Here are the top Scikit-learn interview questions to prepare for your next role.
1️⃣ How can you extract model feature importances in Scikit-learn?
- A) Using the feature_importances_ attribute in a fitted model.
- B) Using the get_feature_importance() method.
- C) Using the importance_ attribute in a fitted model.
- D) Using the extract_importance() function from the sklearn.utils module.
2️⃣ How does OneHotEncoder differ from LabelEncoder?
- A) OneHotEncoder encodes categorical features as arrays while LabelEncoder encodes categorical features as integers.
- B) OneHotEncoder is used for numerical features while LabelEncoder is used for categorical features.
- C) OneHotEncoder creates a new column for each category while LabelEncoder creates a single column with integer values.
- D) OneHotEncoder is a part of Scikit-learn while LabelEncoder is a part of NumPy.
3️⃣ What is the role of MinMaxScaler?
- A) Standardize features by removing the mean and scaling to unit variance.
- B) Scale features to lie within a given range, typically between 0 and 1.
- C) Normalize samples individually to unit norm.

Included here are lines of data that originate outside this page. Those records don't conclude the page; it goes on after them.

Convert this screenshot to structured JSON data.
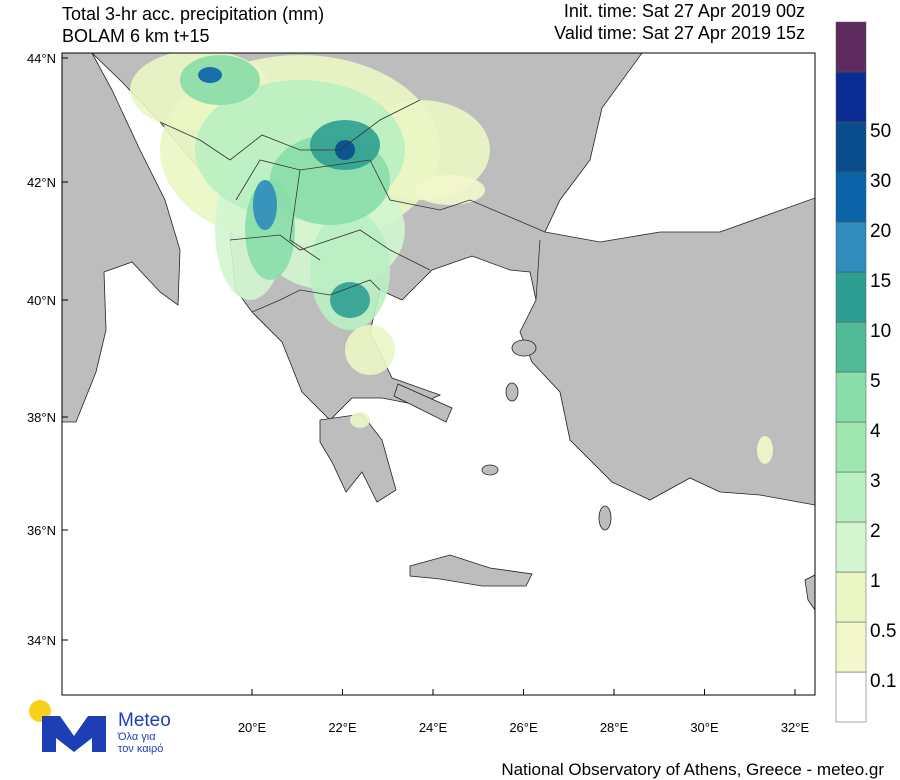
{
  "header": {
    "title": "Total 3-hr acc. precipitation (mm)",
    "model": "BOLAM 6 km t+15",
    "init_time": "Init. time: Sat 27 Apr 2019 00z",
    "valid_time": "Valid time: Sat 27 Apr 2019 15z"
  },
  "map": {
    "lat_labels": [
      "44°N",
      "42°N",
      "40°N",
      "38°N",
      "36°N",
      "34°N"
    ],
    "lon_labels": [
      "20°E",
      "22°E",
      "24°E",
      "26°E",
      "28°E",
      "30°E",
      "32°E"
    ],
    "land_color": "#bdbdbd",
    "sea_color": "#ffffff"
  },
  "colorbar": {
    "levels": [
      0.1,
      0.5,
      1,
      2,
      3,
      4,
      5,
      10,
      15,
      20,
      30,
      50
    ],
    "colors": [
      "#ffffff",
      "#f2f7cc",
      "#eaf6c4",
      "#d3f5d0",
      "#b9efc2",
      "#a0e6b0",
      "#88ddaa",
      "#4fba95",
      "#2f9e92",
      "#2f8cbd",
      "#0b63a8",
      "#0a4d8c",
      "#0b2c93",
      "#5e2b5f"
    ]
  },
  "logo": {
    "name": "Meteo",
    "tagline_1": "Όλα για",
    "tagline_2": "τον καιρό"
  },
  "footer": "National Observatory of Athens, Greece - meteo.gr"
}
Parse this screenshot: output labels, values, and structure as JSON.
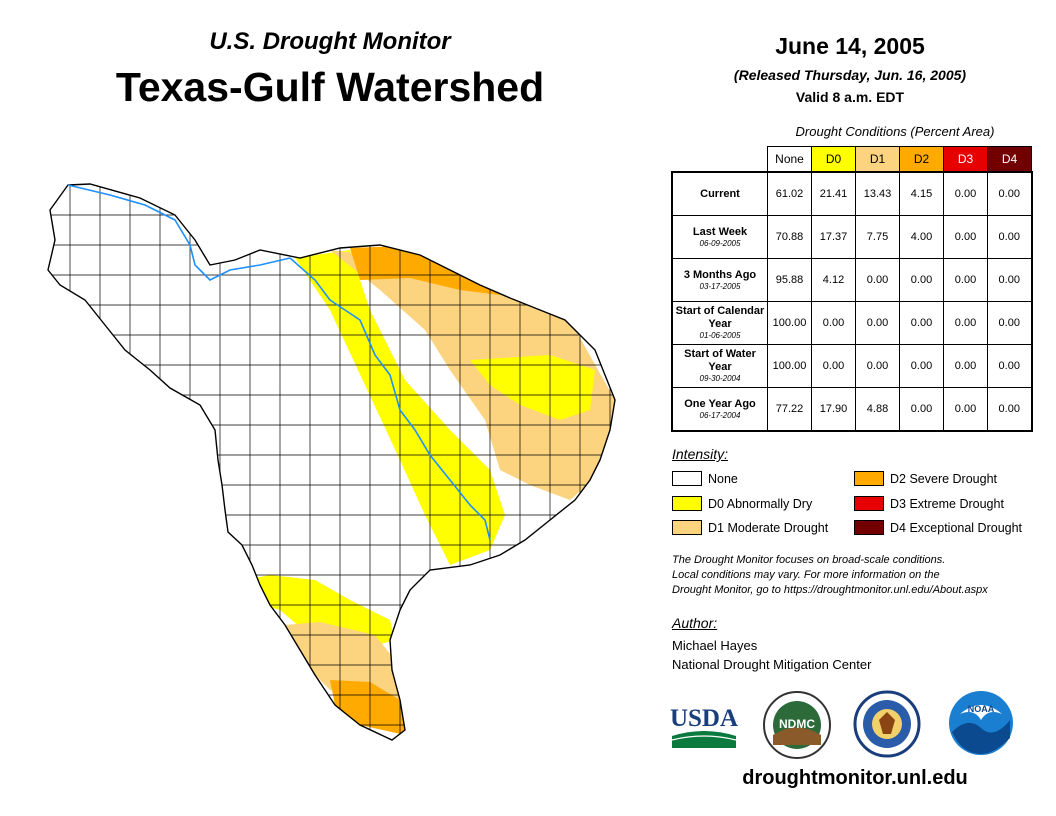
{
  "header": {
    "subtitle": "U.S. Drought Monitor",
    "title": "Texas-Gulf Watershed",
    "date": "June 14, 2005",
    "released": "(Released Thursday, Jun. 16, 2005)",
    "valid": "Valid 8 a.m. EDT"
  },
  "table": {
    "caption": "Drought Conditions (Percent Area)",
    "columns": [
      "None",
      "D0",
      "D1",
      "D2",
      "D3",
      "D4"
    ],
    "column_colors": [
      "#ffffff",
      "#ffff00",
      "#fcd37f",
      "#ffaa00",
      "#e60000",
      "#730000"
    ],
    "rows": [
      {
        "label": "Current",
        "date": "",
        "values": [
          "61.02",
          "21.41",
          "13.43",
          "4.15",
          "0.00",
          "0.00"
        ]
      },
      {
        "label": "Last Week",
        "date": "06-09-2005",
        "values": [
          "70.88",
          "17.37",
          "7.75",
          "4.00",
          "0.00",
          "0.00"
        ]
      },
      {
        "label": "3 Months Ago",
        "date": "03-17-2005",
        "values": [
          "95.88",
          "4.12",
          "0.00",
          "0.00",
          "0.00",
          "0.00"
        ]
      },
      {
        "label": "Start of Calendar Year",
        "date": "01-06-2005",
        "values": [
          "100.00",
          "0.00",
          "0.00",
          "0.00",
          "0.00",
          "0.00"
        ]
      },
      {
        "label": "Start of Water Year",
        "date": "09-30-2004",
        "values": [
          "100.00",
          "0.00",
          "0.00",
          "0.00",
          "0.00",
          "0.00"
        ]
      },
      {
        "label": "One Year Ago",
        "date": "06-17-2004",
        "values": [
          "77.22",
          "17.90",
          "4.88",
          "0.00",
          "0.00",
          "0.00"
        ]
      }
    ]
  },
  "legend": {
    "title": "Intensity:",
    "items": [
      {
        "label": "None",
        "color": "#ffffff"
      },
      {
        "label": "D0 Abnormally Dry",
        "color": "#ffff00"
      },
      {
        "label": "D1 Moderate Drought",
        "color": "#fcd37f"
      },
      {
        "label": "D2 Severe Drought",
        "color": "#ffaa00"
      },
      {
        "label": "D3 Extreme Drought",
        "color": "#e60000"
      },
      {
        "label": "D4 Exceptional Drought",
        "color": "#730000"
      }
    ]
  },
  "note": {
    "line1": "The Drought Monitor focuses on broad-scale conditions.",
    "line2": "Local conditions may vary. For more information on the",
    "line3": "Drought Monitor, go to https://droughtmonitor.unl.edu/About.aspx"
  },
  "author": {
    "title": "Author:",
    "name": "Michael Hayes",
    "org": "National Drought Mitigation Center"
  },
  "logos": {
    "usda": "USDA",
    "ndmc": "NDMC",
    "noaa": "NOAA"
  },
  "website": "droughtmonitor.unl.edu",
  "colors": {
    "river": "#1e90ff",
    "county_line": "#000000"
  }
}
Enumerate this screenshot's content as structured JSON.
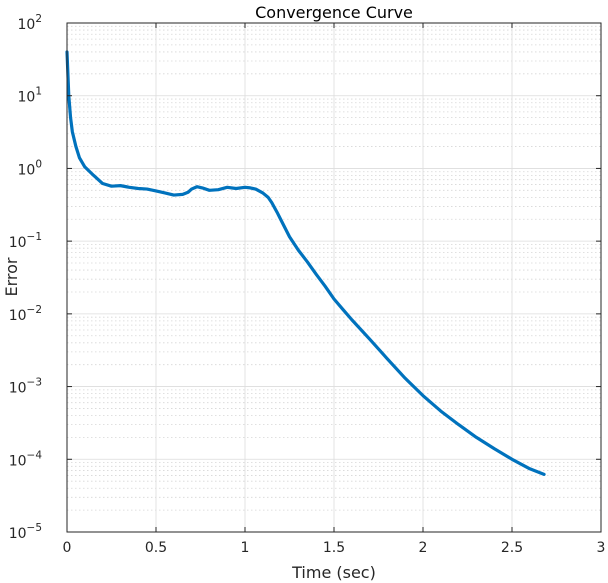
{
  "chart_data": {
    "type": "line",
    "title": "Convergence Curve",
    "xlabel": "Time (sec)",
    "ylabel": "Error",
    "xlim": [
      0,
      3
    ],
    "ylim": [
      1e-05,
      100
    ],
    "yscale": "log",
    "grid": true,
    "minor_grid": true,
    "x_ticks": [
      0,
      0.5,
      1,
      1.5,
      2,
      2.5,
      3
    ],
    "x_tick_labels": [
      "0",
      "0.5",
      "1",
      "1.5",
      "2",
      "2.5",
      "3"
    ],
    "y_tick_exponents": [
      2,
      1,
      0,
      -1,
      -2,
      -3,
      -4,
      -5
    ],
    "y_tick_base": "10",
    "line_color": "#0072BD",
    "series": [
      {
        "x": [
          0.0,
          0.005,
          0.01,
          0.02,
          0.03,
          0.05,
          0.07,
          0.1,
          0.15,
          0.2,
          0.25,
          0.3,
          0.35,
          0.4,
          0.45,
          0.5,
          0.55,
          0.6,
          0.65,
          0.68,
          0.7,
          0.73,
          0.76,
          0.8,
          0.85,
          0.9,
          0.95,
          1.0,
          1.03,
          1.06,
          1.1,
          1.13,
          1.15,
          1.18,
          1.2,
          1.25,
          1.3,
          1.35,
          1.4,
          1.45,
          1.5,
          1.55,
          1.6,
          1.7,
          1.8,
          1.9,
          2.0,
          2.1,
          2.2,
          2.3,
          2.4,
          2.5,
          2.6,
          2.68
        ],
        "y": [
          40,
          20,
          10,
          5,
          3.2,
          2.0,
          1.4,
          1.05,
          0.8,
          0.62,
          0.57,
          0.58,
          0.55,
          0.53,
          0.52,
          0.49,
          0.46,
          0.43,
          0.44,
          0.47,
          0.52,
          0.56,
          0.54,
          0.5,
          0.51,
          0.55,
          0.53,
          0.55,
          0.54,
          0.52,
          0.46,
          0.4,
          0.34,
          0.25,
          0.2,
          0.115,
          0.075,
          0.052,
          0.035,
          0.024,
          0.016,
          0.0115,
          0.0083,
          0.0045,
          0.0024,
          0.0013,
          0.00075,
          0.00046,
          0.0003,
          0.0002,
          0.00014,
          0.0001,
          7.4e-05,
          6.2e-05
        ]
      }
    ]
  }
}
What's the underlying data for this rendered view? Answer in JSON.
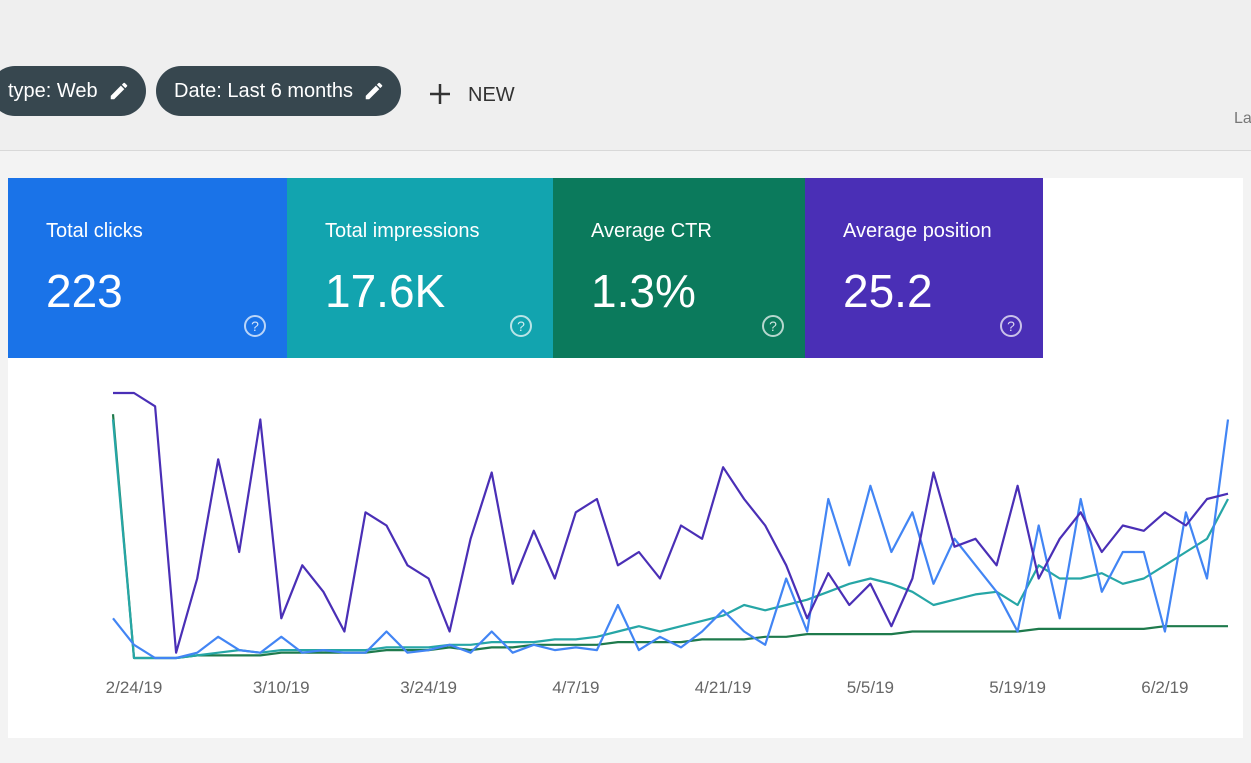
{
  "header": {
    "filters": [
      "type: Web",
      "Date: Last 6 months"
    ],
    "new_button": "NEW",
    "right_cut": "La"
  },
  "metrics": [
    {
      "label": "Total clicks",
      "value": "223",
      "color": "#1a73e8"
    },
    {
      "label": "Total impressions",
      "value": "17.6K",
      "color": "#12a4af"
    },
    {
      "label": "Average CTR",
      "value": "1.3%",
      "color": "#0b7a5c"
    },
    {
      "label": "Average position",
      "value": "25.2",
      "color": "#4a2fb6"
    }
  ],
  "chart_data": {
    "type": "line",
    "categories": [
      null,
      "2/24/19",
      null,
      null,
      null,
      null,
      null,
      null,
      "3/10/19",
      null,
      null,
      null,
      null,
      null,
      null,
      "3/24/19",
      null,
      null,
      null,
      null,
      null,
      null,
      "4/7/19",
      null,
      null,
      null,
      null,
      null,
      null,
      "4/21/19",
      null,
      null,
      null,
      null,
      null,
      null,
      "5/5/19",
      null,
      null,
      null,
      null,
      null,
      null,
      "5/19/19",
      null,
      null,
      null,
      null,
      null,
      null,
      "6/2/19",
      null,
      null,
      null
    ],
    "series": [
      {
        "color": "#4a2fb6",
        "values": [
          100,
          100,
          95,
          2,
          30,
          75,
          40,
          90,
          15,
          35,
          25,
          10,
          55,
          50,
          35,
          30,
          10,
          45,
          70,
          28,
          48,
          30,
          55,
          60,
          35,
          40,
          30,
          50,
          45,
          72,
          60,
          50,
          35,
          15,
          32,
          20,
          28,
          12,
          30,
          70,
          42,
          45,
          35,
          65,
          30,
          45,
          55,
          40,
          50,
          48,
          55,
          50,
          60,
          62
        ]
      },
      {
        "color": "#4285f4",
        "values": [
          15,
          5,
          0,
          0,
          2,
          8,
          3,
          2,
          8,
          2,
          3,
          2,
          2,
          10,
          2,
          3,
          5,
          2,
          10,
          2,
          5,
          3,
          4,
          3,
          20,
          3,
          8,
          4,
          10,
          18,
          10,
          5,
          30,
          10,
          60,
          35,
          65,
          40,
          55,
          28,
          45,
          35,
          25,
          10,
          50,
          15,
          60,
          25,
          40,
          40,
          10,
          55,
          30,
          90
        ]
      },
      {
        "color": "#26a6a6",
        "values": [
          90,
          0,
          0,
          0,
          1,
          2,
          3,
          2,
          3,
          3,
          3,
          3,
          3,
          4,
          4,
          4,
          5,
          5,
          6,
          6,
          6,
          7,
          7,
          8,
          10,
          12,
          10,
          12,
          14,
          16,
          20,
          18,
          20,
          22,
          25,
          28,
          30,
          28,
          25,
          20,
          22,
          24,
          25,
          20,
          35,
          30,
          30,
          32,
          28,
          30,
          35,
          40,
          45,
          60
        ]
      },
      {
        "color": "#1e7a4c",
        "values": [
          92,
          0,
          0,
          0,
          1,
          1,
          1,
          1,
          2,
          2,
          2,
          2,
          2,
          3,
          3,
          3,
          4,
          3,
          4,
          4,
          5,
          5,
          5,
          5,
          6,
          6,
          6,
          6,
          7,
          7,
          7,
          8,
          8,
          9,
          9,
          9,
          9,
          9,
          10,
          10,
          10,
          10,
          10,
          10,
          11,
          11,
          11,
          11,
          11,
          11,
          12,
          12,
          12,
          12
        ]
      }
    ]
  }
}
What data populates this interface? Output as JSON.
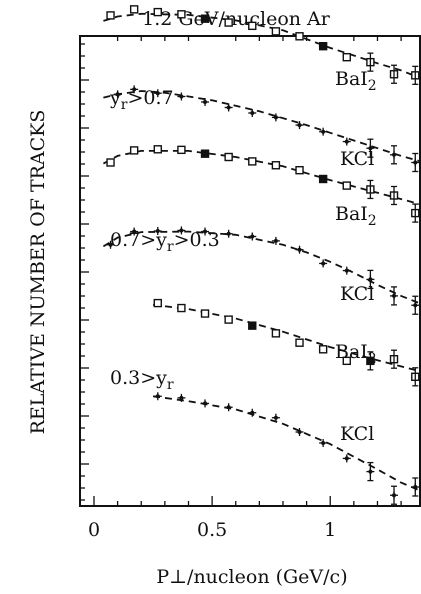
{
  "chart_data": {
    "type": "scatter",
    "title": "1.2 GeV/nucleon Ar",
    "xlabel": "P⊥/nucleon (GeV/c)",
    "ylabel": "RELATIVE NUMBER OF TRACKS",
    "xlim": [
      0,
      1.4
    ],
    "x_ticks": [
      "0",
      "0.5",
      "1"
    ],
    "x_tick_values": [
      0,
      0.5,
      1
    ],
    "y_scale": "log, relative, offset per series",
    "grid": false,
    "series": [
      {
        "name": "BaI2",
        "rapidity_cut": "yr>0.7",
        "marker": "square",
        "points": [
          {
            "x": 0.07,
            "y": 0.72
          },
          {
            "x": 0.17,
            "y": 0.83
          },
          {
            "x": 0.27,
            "y": 0.78
          },
          {
            "x": 0.37,
            "y": 0.74
          },
          {
            "x": 0.47,
            "y": 0.66
          },
          {
            "x": 0.57,
            "y": 0.59
          },
          {
            "x": 0.67,
            "y": 0.53
          },
          {
            "x": 0.77,
            "y": 0.43
          },
          {
            "x": 0.87,
            "y": 0.34
          },
          {
            "x": 0.97,
            "y": 0.16
          },
          {
            "x": 1.07,
            "y": -0.04
          },
          {
            "x": 1.17,
            "y": -0.13
          },
          {
            "x": 1.27,
            "y": -0.35
          },
          {
            "x": 1.36,
            "y": -0.37
          }
        ],
        "curve": [
          [
            0.04,
            0.62
          ],
          [
            0.1,
            0.7
          ],
          [
            0.2,
            0.75
          ],
          [
            0.4,
            0.73
          ],
          [
            0.6,
            0.63
          ],
          [
            0.8,
            0.45
          ],
          [
            1.0,
            0.13
          ],
          [
            1.1,
            -0.01
          ],
          [
            1.2,
            -0.15
          ],
          [
            1.3,
            -0.28
          ],
          [
            1.4,
            -0.45
          ]
        ]
      },
      {
        "name": "KCl",
        "rapidity_cut": "yr>0.7",
        "marker": "cross",
        "points": [
          {
            "x": 0.1,
            "y": 0.74
          },
          {
            "x": 0.17,
            "y": 0.83
          },
          {
            "x": 0.27,
            "y": 0.76
          },
          {
            "x": 0.37,
            "y": 0.7
          },
          {
            "x": 0.47,
            "y": 0.6
          },
          {
            "x": 0.57,
            "y": 0.5
          },
          {
            "x": 0.67,
            "y": 0.4
          },
          {
            "x": 0.77,
            "y": 0.32
          },
          {
            "x": 0.87,
            "y": 0.18
          },
          {
            "x": 0.97,
            "y": 0.06
          },
          {
            "x": 1.07,
            "y": -0.12
          },
          {
            "x": 1.17,
            "y": -0.24
          },
          {
            "x": 1.27,
            "y": -0.36
          },
          {
            "x": 1.36,
            "y": -0.5
          }
        ],
        "curve": [
          [
            0.04,
            0.68
          ],
          [
            0.1,
            0.74
          ],
          [
            0.2,
            0.8
          ],
          [
            0.3,
            0.77
          ],
          [
            0.5,
            0.63
          ],
          [
            0.7,
            0.43
          ],
          [
            0.9,
            0.18
          ],
          [
            1.0,
            0.04
          ],
          [
            1.1,
            -0.1
          ],
          [
            1.2,
            -0.24
          ],
          [
            1.3,
            -0.38
          ],
          [
            1.4,
            -0.5
          ]
        ]
      },
      {
        "name": "BaI2",
        "rapidity_cut": "0.7>yr>0.3",
        "marker": "square",
        "points": [
          {
            "x": 0.07,
            "y": 0.5
          },
          {
            "x": 0.17,
            "y": 0.72
          },
          {
            "x": 0.27,
            "y": 0.74
          },
          {
            "x": 0.37,
            "y": 0.73
          },
          {
            "x": 0.47,
            "y": 0.66
          },
          {
            "x": 0.57,
            "y": 0.6
          },
          {
            "x": 0.67,
            "y": 0.52
          },
          {
            "x": 0.77,
            "y": 0.45
          },
          {
            "x": 0.87,
            "y": 0.36
          },
          {
            "x": 0.97,
            "y": 0.2
          },
          {
            "x": 1.07,
            "y": 0.08
          },
          {
            "x": 1.17,
            "y": 0.01
          },
          {
            "x": 1.27,
            "y": -0.1
          },
          {
            "x": 1.36,
            "y": -0.42
          }
        ],
        "curve": [
          [
            0.04,
            0.48
          ],
          [
            0.1,
            0.62
          ],
          [
            0.2,
            0.71
          ],
          [
            0.4,
            0.71
          ],
          [
            0.6,
            0.6
          ],
          [
            0.8,
            0.43
          ],
          [
            1.0,
            0.18
          ],
          [
            1.2,
            -0.05
          ],
          [
            1.4,
            -0.28
          ]
        ]
      },
      {
        "name": "KCl",
        "rapidity_cut": "0.7>yr>0.3",
        "marker": "cross",
        "points": [
          {
            "x": 0.07,
            "y": 0.55
          },
          {
            "x": 0.17,
            "y": 0.79
          },
          {
            "x": 0.27,
            "y": 0.8
          },
          {
            "x": 0.37,
            "y": 0.81
          },
          {
            "x": 0.47,
            "y": 0.79
          },
          {
            "x": 0.57,
            "y": 0.75
          },
          {
            "x": 0.67,
            "y": 0.7
          },
          {
            "x": 0.77,
            "y": 0.62
          },
          {
            "x": 0.87,
            "y": 0.46
          },
          {
            "x": 0.97,
            "y": 0.21
          },
          {
            "x": 1.07,
            "y": 0.08
          },
          {
            "x": 1.17,
            "y": -0.08
          },
          {
            "x": 1.27,
            "y": -0.38
          },
          {
            "x": 1.36,
            "y": -0.55
          }
        ],
        "curve": [
          [
            0.04,
            0.52
          ],
          [
            0.1,
            0.68
          ],
          [
            0.2,
            0.78
          ],
          [
            0.4,
            0.79
          ],
          [
            0.6,
            0.73
          ],
          [
            0.8,
            0.55
          ],
          [
            0.9,
            0.41
          ],
          [
            1.0,
            0.24
          ],
          [
            1.1,
            0.04
          ],
          [
            1.2,
            -0.18
          ],
          [
            1.3,
            -0.38
          ],
          [
            1.4,
            -0.55
          ]
        ]
      },
      {
        "name": "BaI2",
        "rapidity_cut": "0.3>yr",
        "marker": "square",
        "points": [
          {
            "x": 0.27,
            "y": 0.58
          },
          {
            "x": 0.37,
            "y": 0.49
          },
          {
            "x": 0.47,
            "y": 0.39
          },
          {
            "x": 0.57,
            "y": 0.28
          },
          {
            "x": 0.67,
            "y": 0.17
          },
          {
            "x": 0.77,
            "y": 0.03
          },
          {
            "x": 0.87,
            "y": -0.14
          },
          {
            "x": 0.97,
            "y": -0.26
          },
          {
            "x": 1.07,
            "y": -0.47
          },
          {
            "x": 1.17,
            "y": -0.47
          },
          {
            "x": 1.27,
            "y": -0.44
          },
          {
            "x": 1.36,
            "y": -0.76
          }
        ],
        "curve": [
          [
            0.25,
            0.55
          ],
          [
            0.4,
            0.47
          ],
          [
            0.6,
            0.3
          ],
          [
            0.8,
            0.06
          ],
          [
            1.0,
            -0.22
          ],
          [
            1.2,
            -0.46
          ],
          [
            1.4,
            -0.68
          ]
        ]
      },
      {
        "name": "KCl",
        "rapidity_cut": "0.3>yr",
        "marker": "cross",
        "points": [
          {
            "x": 0.27,
            "y": 0.25
          },
          {
            "x": 0.37,
            "y": 0.22
          },
          {
            "x": 0.47,
            "y": 0.12
          },
          {
            "x": 0.57,
            "y": 0.05
          },
          {
            "x": 0.67,
            "y": -0.05
          },
          {
            "x": 0.77,
            "y": -0.14
          },
          {
            "x": 0.87,
            "y": -0.4
          },
          {
            "x": 0.97,
            "y": -0.6
          },
          {
            "x": 1.07,
            "y": -0.88
          },
          {
            "x": 1.17,
            "y": -1.12
          },
          {
            "x": 1.27,
            "y": -1.55
          },
          {
            "x": 1.36,
            "y": -1.4
          }
        ],
        "curve": [
          [
            0.25,
            0.25
          ],
          [
            0.4,
            0.16
          ],
          [
            0.6,
            0.01
          ],
          [
            0.8,
            -0.25
          ],
          [
            1.0,
            -0.62
          ],
          [
            1.2,
            -1.08
          ],
          [
            1.3,
            -1.32
          ],
          [
            1.4,
            -1.5
          ]
        ]
      }
    ],
    "annotations": [
      {
        "text": "BaI2"
      },
      {
        "text": "KCl"
      },
      {
        "text": "BaI2"
      },
      {
        "text": "KCl"
      },
      {
        "text": "BaI2"
      },
      {
        "text": "KCl"
      }
    ],
    "cut_labels": [
      "yr>0.7",
      "0.7>yr>0.3",
      "0.3>yr"
    ]
  }
}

- D) Transform features by scaling each feature to a given range corresponding to the quantiles of the feature.
4️⃣ How does GridSearchCV work?
- A) It applies deep learning techniques to discover the optimal hyperparameters for a given model.
- B) It uses a genetic algorithm to evolve the hyperparameters over generations until the best set is found.
- C) It only tests the model on a random set of hyperparameters and selects the best performing set by chance.
- D) It iterates over a predefined set of hyperparameters and fits the model on each combination to determine the best set of hyperparameters.